Most commonly used representation of a distribution.

Let's plot distribution of weed prices for 2014

In [None]:
import pandas as pd
import seaborn as sns
sns.set(color_codes=True)
%matplotlib inline

In [None]:
#Import the data
weed_pd = pd.read_csv("../../images/prob/Weed_Price.csv", parse_dates=[-1])

In [None]:
weed_pd.head()

In [None]:
sns.distplot(weed_pd.HighQ, kde=False)

In [None]:
weed_pd["month"] = weed_pd["date"].apply(lambda x: x.month)
weed_pd["year"] = weed_pd["date"].apply(lambda x: x.year)

In [None]:
weed_jan2015_summarized = weed_pd.loc[(weed_pd.month==1) & (weed_pd.year==2015), ["State", "HighQ"]].groupby("State").mean().reset_index()

In [None]:
weed_jan2015_summarized

**Question If you'd randomly landed in USA, with equal chances of landing in any of the states, what is the probability that the price of weed is more than 340. (Bin the prices by $10)**

In [None]:
sns.distplot(weed_jan2015_summarized.HighQ, bins=range(0,500,10))

In [None]:
#Using `scipy` to use distribution

In [None]:
from scipy import stats
import scipy as sp
import numpy as np
import matplotlib as mpl
from matplotlib import pyplot as plt
%matplotlib inline

In [None]:
#Generate random numbers that are normally distributed
random_normal = sp.randn(100)
plt.scatter(range(100), random_normal)

In [None]:
print("mean:", random_normal.mean(), " variance:", random_normal.var())

In [None]:
#Create a normal distribution with mean 2.5 and standard deviation 1.7
n = stats.norm(loc=2.5, scale=1.7)

In [None]:
#Generate random number from that distribution
n.rvs()

In [None]:
#for the above normal distribution, what is the pdf at 0.3?
n.pdf(0.3)

In [None]:
#Binomial distribution with `p` = 0.4 and number of trials as 15

In [None]:
stats.binom.pmf(range(15), 10, 0.4)

### Standard Error

It is a measure of how far the estimate to be off, on average. More technically, it is the standard deviation of the sampling distribution of a statistic(mostly the mean). Please do not confuse it with *standard deviation*. Standard deviation is a measure of the variability of the observed quantity. Standard error, on the other hand, describes variability of the estimate. 

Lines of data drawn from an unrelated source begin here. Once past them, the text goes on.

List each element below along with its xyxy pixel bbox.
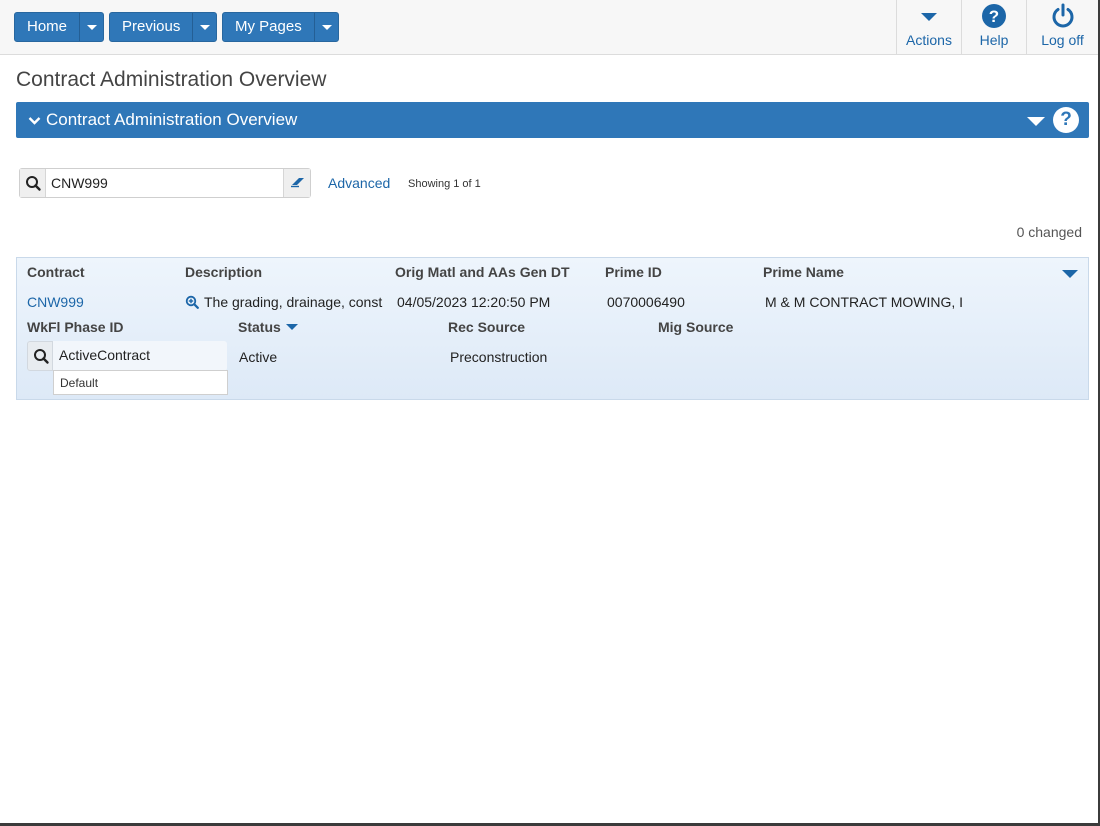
sort-caret-icon[interactable] [285,324,298,330]
description-cell: The grading, drainage, const [204,294,383,310]
header-prime-id: Prime ID [605,264,662,280]
header-rec-source: Rec Source [448,319,526,335]
log-off-button[interactable]: Log off [1026,0,1098,55]
page-title: Contract Administration Overview [16,68,327,91]
previous-dropdown-caret-icon[interactable] [192,13,216,41]
panel-header: Contract Administration Overview ? [16,102,1089,138]
panel-title[interactable]: Contract Administration Overview [46,110,297,130]
my-pages-button[interactable]: My Pages [223,13,314,41]
zoom-in-icon[interactable] [185,295,199,314]
log-off-label: Log off [1041,32,1084,48]
power-icon [1050,0,1076,32]
search-box [19,168,311,198]
my-pages-dropdown-caret-icon[interactable] [313,13,338,41]
panel-help-icon[interactable]: ? [1053,107,1079,133]
rec-source-cell: Preconstruction [450,349,548,365]
header-wkfl-phase: WkFl Phase ID [27,319,124,335]
header-status-label: Status [238,319,281,335]
wkfl-phase-field[interactable]: ActiveContract [27,341,227,371]
top-actions: Actions ? Help Log off [896,0,1098,55]
chevron-down-icon[interactable] [28,113,41,131]
home-button-group: Home [14,12,105,42]
search-icon[interactable] [20,169,46,197]
header-orig-matl: Orig Matl and AAs Gen DT [395,264,570,280]
wkfl-phase-value: ActiveContract [59,347,151,363]
contract-link[interactable]: CNW999 [27,294,84,310]
header-description: Description [185,264,263,280]
svg-text:?: ? [989,7,999,26]
result-count: Showing 1 of 1 [408,178,481,190]
help-label: Help [979,32,1009,48]
changed-count: 0 changed [1016,224,1082,240]
advanced-search-link[interactable]: Advanced [328,175,390,191]
help-button[interactable]: ? Help [961,0,1026,55]
top-bar: Home Previous My Pages Actions ? Help Lo… [0,0,1098,55]
app-window: Home Previous My Pages Actions ? Help Lo… [0,0,1100,826]
contract-grid: Contract Description Orig Matl and AAs G… [16,257,1089,400]
status-cell: Active [239,349,278,365]
search-input[interactable] [47,169,284,197]
actions-button[interactable]: Actions [896,0,961,55]
header-status[interactable]: Status [238,319,298,335]
search-icon[interactable] [27,341,53,371]
panel-menu-caret-icon[interactable] [1027,117,1045,126]
home-dropdown-caret-icon[interactable] [79,13,103,41]
previous-button-group: Previous [109,12,218,42]
prime-name-cell: M & M CONTRACT MOWING, I [765,294,964,310]
help-icon: ? [981,0,1007,32]
header-mig-source: Mig Source [658,319,734,335]
caret-down-icon [920,0,938,32]
orig-matl-cell: 04/05/2023 12:20:50 PM [397,294,551,310]
header-contract: Contract [27,264,85,280]
prime-id-cell: 0070006490 [607,294,685,310]
home-button[interactable]: Home [15,13,79,41]
previous-button[interactable]: Previous [110,13,192,41]
actions-label: Actions [906,32,952,48]
row-menu-caret-icon[interactable] [1062,270,1078,278]
my-pages-button-group: My Pages [222,12,339,42]
eraser-icon[interactable] [283,169,310,197]
wkfl-phase-option[interactable]: Default [53,370,228,395]
header-prime-name: Prime Name [763,264,844,280]
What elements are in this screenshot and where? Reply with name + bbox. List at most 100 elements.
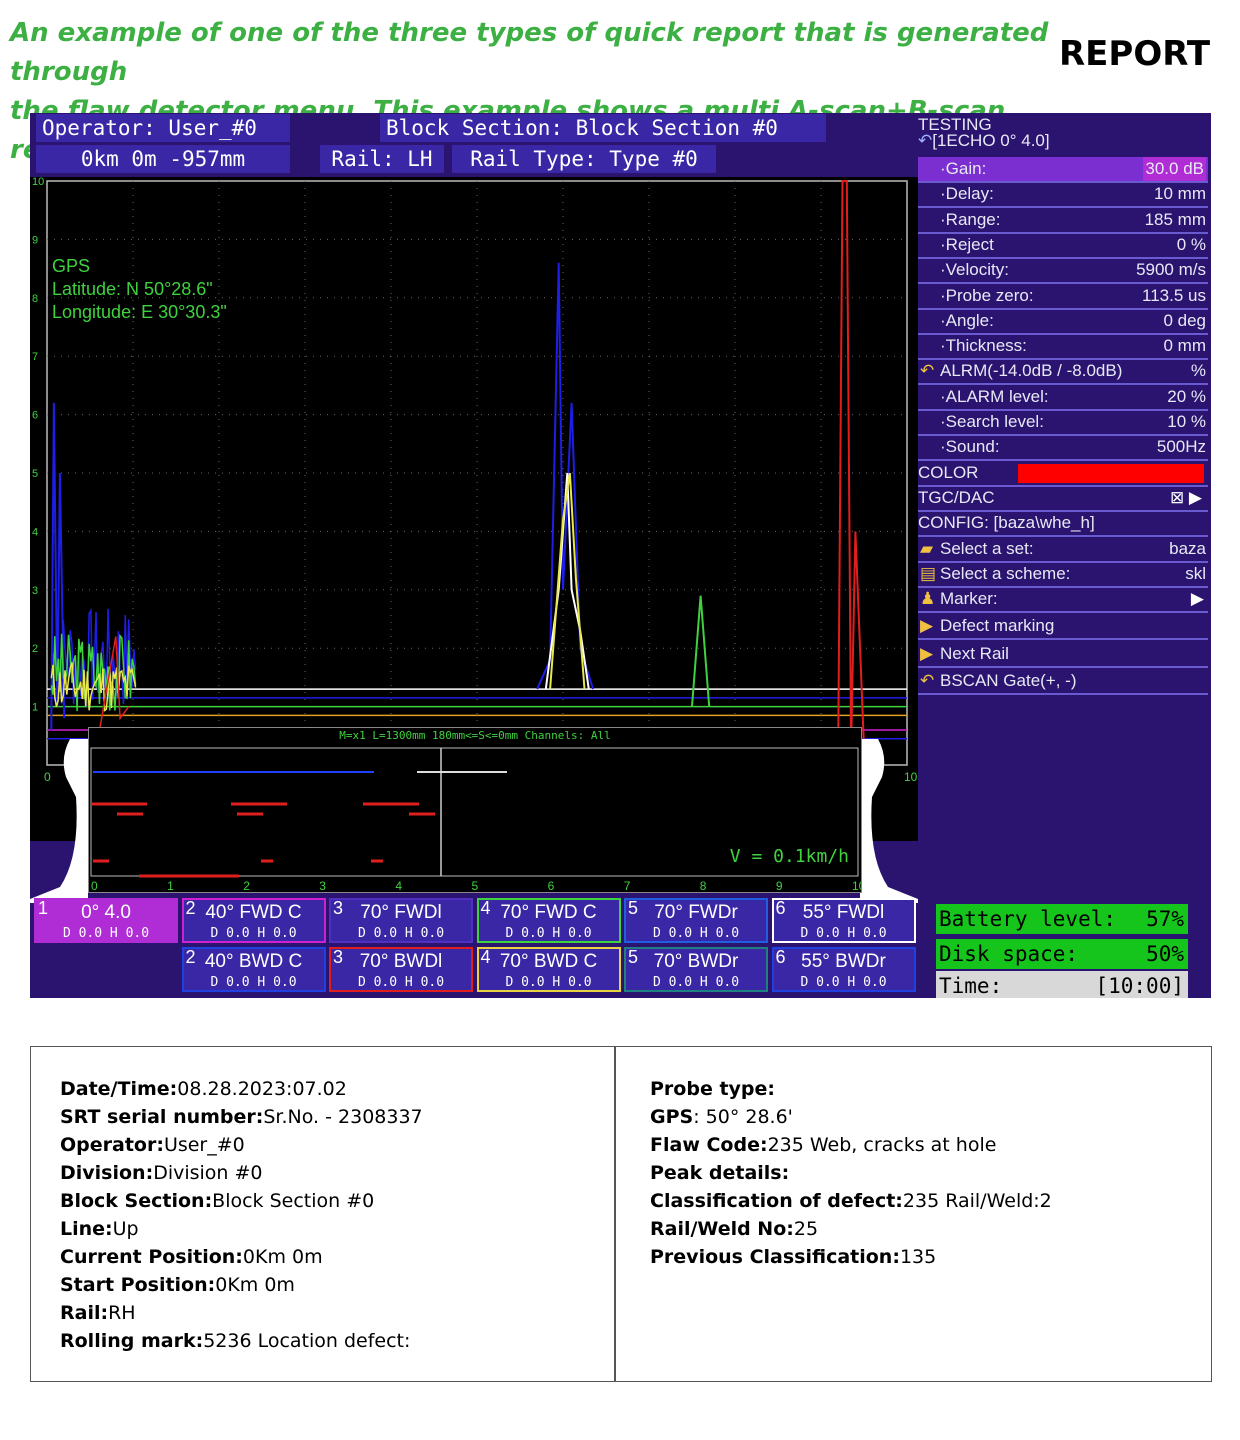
channel-name: 70° FWDr: [654, 902, 738, 923]
param-row-0[interactable]: ·Gain: 30.0 dB: [918, 157, 1208, 183]
channel-top-1[interactable]: 1 0° 4.0 D 0.0 H 0.0: [34, 898, 178, 943]
info-row: Current Position:0Km 0m: [60, 1243, 423, 1271]
next-rail-row[interactable]: ▶ Next Rail: [918, 642, 1208, 668]
tgc-row[interactable]: TGC/DAC ⊠ ▶: [918, 486, 1208, 512]
param-row-6-value: 0 deg: [1163, 310, 1206, 330]
tgc-row-label: TGC/DAC: [918, 487, 995, 507]
param-row-5[interactable]: ·Probe zero: 113.5 us: [918, 284, 1208, 310]
info-row: Classification of defect:235 Rail/Weld:2: [650, 1187, 1052, 1215]
alarm-row[interactable]: ↶ ALRM(-14.0dB / -8.0dB)%: [918, 359, 1208, 386]
channel-bottom-5[interactable]: 5 70° BWDr D 0.0 H 0.0: [624, 947, 768, 992]
info-key: Date/Time:: [60, 1078, 178, 1100]
channel-bottom-4[interactable]: 4 70° BWD CD 0.0 H 0.0: [476, 947, 621, 992]
tgc-checkbox-icon[interactable]: ⊠ ▶: [1170, 486, 1202, 510]
rail-label: Rail: LH: [320, 145, 444, 173]
info-key: Previous Classification:: [650, 1246, 900, 1268]
info-value: 5236 Location defect:: [203, 1330, 411, 1352]
info-key: Flaw Code:: [650, 1134, 768, 1156]
b-scan-x-tick: 3: [319, 879, 326, 892]
marker-icon: ♟: [920, 589, 936, 609]
info-key: Block Section:: [60, 1190, 213, 1212]
config-row[interactable]: CONFIG: [baza\whe_h]: [918, 511, 1208, 538]
info-row: Date/Time:08.28.2023:07.02: [60, 1075, 423, 1103]
alarm-row-0-label: ·ALARM level:: [940, 386, 1049, 406]
param-row-5-value: 113.5 us: [1142, 285, 1206, 305]
channel-dh: D 0.0 H 0.0: [505, 975, 592, 990]
param-row-4[interactable]: ·Velocity: 5900 m/s: [918, 258, 1208, 285]
y-tick-label: 9: [32, 234, 38, 246]
marker-row[interactable]: ♟ Marker: ▶: [918, 587, 1208, 614]
color-row[interactable]: COLOR: [918, 461, 1208, 487]
info-left-column: Date/Time:08.28.2023:07.02 SRT serial num…: [60, 1075, 423, 1355]
channel-top-5[interactable]: 5 70° FWDr D 0.0 H 0.0: [624, 898, 768, 943]
rail-type-label: Rail Type: Type #0: [452, 145, 716, 173]
param-row-2-label: ·Range:: [940, 209, 1001, 229]
info-value: Division #0: [153, 1162, 263, 1184]
param-row-6[interactable]: ·Angle: 0 deg: [918, 309, 1208, 335]
channel-top-2[interactable]: 2 40° FWD CD 0.0 H 0.0: [181, 898, 326, 943]
info-key: Rolling mark:: [60, 1330, 204, 1352]
param-row-3[interactable]: ·Reject 0 %: [918, 233, 1208, 259]
channel-bottom-6[interactable]: 6 55° BWDr D 0.0 H 0.0: [771, 947, 916, 992]
channel-bottom-3[interactable]: 3 70° BWDl D 0.0 H 0.0: [329, 947, 473, 992]
channel-name: 0° 4.0: [81, 902, 131, 923]
position-label: 0km 0m -957mm: [36, 145, 290, 173]
alarm-row-label: ALRM(-14.0dB / -8.0dB): [940, 361, 1123, 381]
gps-readout: GPS Latitude: N 50°28.6" Longitude: E 30…: [52, 255, 227, 324]
info-row: SRT serial number:Sr.No. - 2308337: [60, 1103, 423, 1131]
b-scan-x-tick: 0: [91, 879, 98, 892]
channel-dh: D 0.0 H 0.0: [652, 926, 740, 941]
channel-dh: D 0.0 H 0.0: [210, 975, 297, 990]
channel-top-4[interactable]: 4 70° FWD CD 0.0 H 0.0: [476, 898, 621, 943]
y-tick-label: 4: [32, 526, 38, 538]
marker-arrow-icon: ▶: [1190, 589, 1204, 609]
param-row-2[interactable]: ·Range: 185 mm: [918, 208, 1208, 234]
trace-green-echo: [691, 595, 711, 707]
info-key: Line:: [60, 1218, 113, 1240]
alarm-row-2[interactable]: ·Sound: 500Hz: [918, 435, 1208, 462]
defect-marking-row[interactable]: ▶ Defect marking: [918, 614, 1208, 641]
trace-red-backwall: [837, 180, 865, 748]
channel-name: 70° BWDr: [653, 951, 739, 972]
alarm-row-0[interactable]: ·ALARM level: 20 %: [918, 385, 1208, 411]
time-status: Time: [10:00]: [936, 971, 1188, 998]
channel-bottom-2[interactable]: 2 40° BWD CD 0.0 H 0.0: [181, 947, 326, 992]
channel-dh: D 0.0 H 0.0: [652, 975, 740, 990]
info-value: 235 Web, cracks at hole: [767, 1134, 997, 1156]
alarm-row-1[interactable]: ·Search level: 10 %: [918, 410, 1208, 436]
y-tick-label: 5: [32, 468, 38, 480]
info-row: Division:Division #0: [60, 1159, 423, 1187]
b-scan-display: M=x1 L=1300mm 180mm<=S<=0mm Channels: Al…: [88, 727, 866, 893]
next-rail-row-label: Next Rail: [940, 643, 1009, 663]
info-value: Block Section #0: [212, 1190, 375, 1212]
channel-dh: D 0.0 H 0.0: [210, 926, 297, 941]
param-row-7[interactable]: ·Thickness: 0 mm: [918, 334, 1208, 361]
channel-name: 55° FWDl: [802, 902, 885, 923]
info-value: 0Km 0m: [242, 1246, 323, 1268]
info-value: 0Km 0m: [215, 1274, 295, 1296]
report-info-table: Date/Time:08.28.2023:07.02 SRT serial num…: [30, 1046, 1212, 1382]
bscan-gate-row[interactable]: ↶ BSCAN Gate(+, -): [918, 669, 1208, 695]
parameter-panel: TESTING ↶[1ECHO 0° 4.0] ·Gain: 30.0 dB ·De…: [918, 113, 1211, 870]
marker-row-label: Marker:: [940, 589, 998, 609]
channel-name: 70° FWD C: [500, 902, 597, 923]
b-scan-chart: 0 1 2 3 4 5 6 7 8 9 10: [90, 747, 866, 893]
b-scan-x-tick: 4: [395, 879, 402, 892]
channel-top-3[interactable]: 3 70° FWDl D 0.0 H 0.0: [329, 898, 473, 943]
select-set-row[interactable]: ▰ Select a set: baza: [918, 537, 1208, 563]
alarm-row-1-label: ·Search level:: [940, 412, 1044, 431]
color-swatch[interactable]: [1018, 463, 1204, 483]
param-row-7-value: 0 mm: [1163, 336, 1207, 356]
channel-name: 40° BWD C: [204, 951, 303, 972]
trace-blue-echo: [536, 262, 595, 690]
info-row: Probe type:: [650, 1075, 1052, 1103]
mode-label[interactable]: ↶[1ECHO 0° 4.0]: [918, 131, 1050, 151]
channel-top-6[interactable]: 6 55° FWDl D 0.0 H 0.0: [771, 898, 916, 943]
info-key: Current Position:: [60, 1246, 243, 1268]
play-arrow-icon: ▶: [920, 643, 934, 663]
select-scheme-row[interactable]: ▤ Select a scheme: skl: [918, 562, 1208, 588]
info-right-column: Probe type: GPS: 50° 28.6' Flaw Code:235 W…: [650, 1075, 1052, 1271]
battery-value: 57%: [1146, 907, 1184, 931]
mode-label-text: [1ECHO 0° 4.0]: [932, 131, 1050, 150]
param-row-1[interactable]: ·Delay: 10 mm: [918, 182, 1208, 209]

To illustrate this, let's do the following.

Not everyone buying weed reports it on the site. Let's assume that the actual mean price for that month was 243.7. Compute standard deviation and standard error for the mean. 

In [None]:
#Weed prices of Calinfornia for the month of Jan 2015
weed_ca_jan2015 = weed_pd[(weed_pd.State=="California") & (weed_pd.month==1) & (weed_pd.year==2015)]
weed_ca_jan2015.head()

In [None]:
#Mean and standard deviation of the price of high quality weed in California
print("Sample Mean:", weed_ca_jan2015.HighQ.mean(), "\n", "Sample Standard Deviation:", weed_ca_jan2015.HighQ.std())


In [None]:
print(weed_ca_jan2015.HighQ.max(), weed_ca_jan2015.HighQ.min())

We'll follow the same procedures we did in the `resampling.ipynb`.  We will bootstrap samples from actual observed data 10,000 times and compute difference between sample mean and actual mean. Find root mean squared error to get standard error

In [None]:
def squared_error(bootstrap_sample, actual_mean):
    return np.square(bootstrap_sample.mean() - actual_mean)

def experiment_for_computing_standard_error(observed_prices, number_of_times, actual_mean):
    bootstrap_mean = np.empty([number_of_times, 1], dtype=np.int32)
    bootstrap_sample = np.random.choice(observed_prices, size=[observed_prices.size, number_of_times], replace=True)
    bootstrap_squared_error = np.apply_along_axis(squared_error, 1, bootstrap_sample, actual_mean)
    return np.sqrt(bootstrap_squared_error.mean())

In [None]:
#Standard error of the estimate for mean
experiment_for_computing_standard_error(np.array(weed_ca_jan2015.HighQ), 10, 243.7)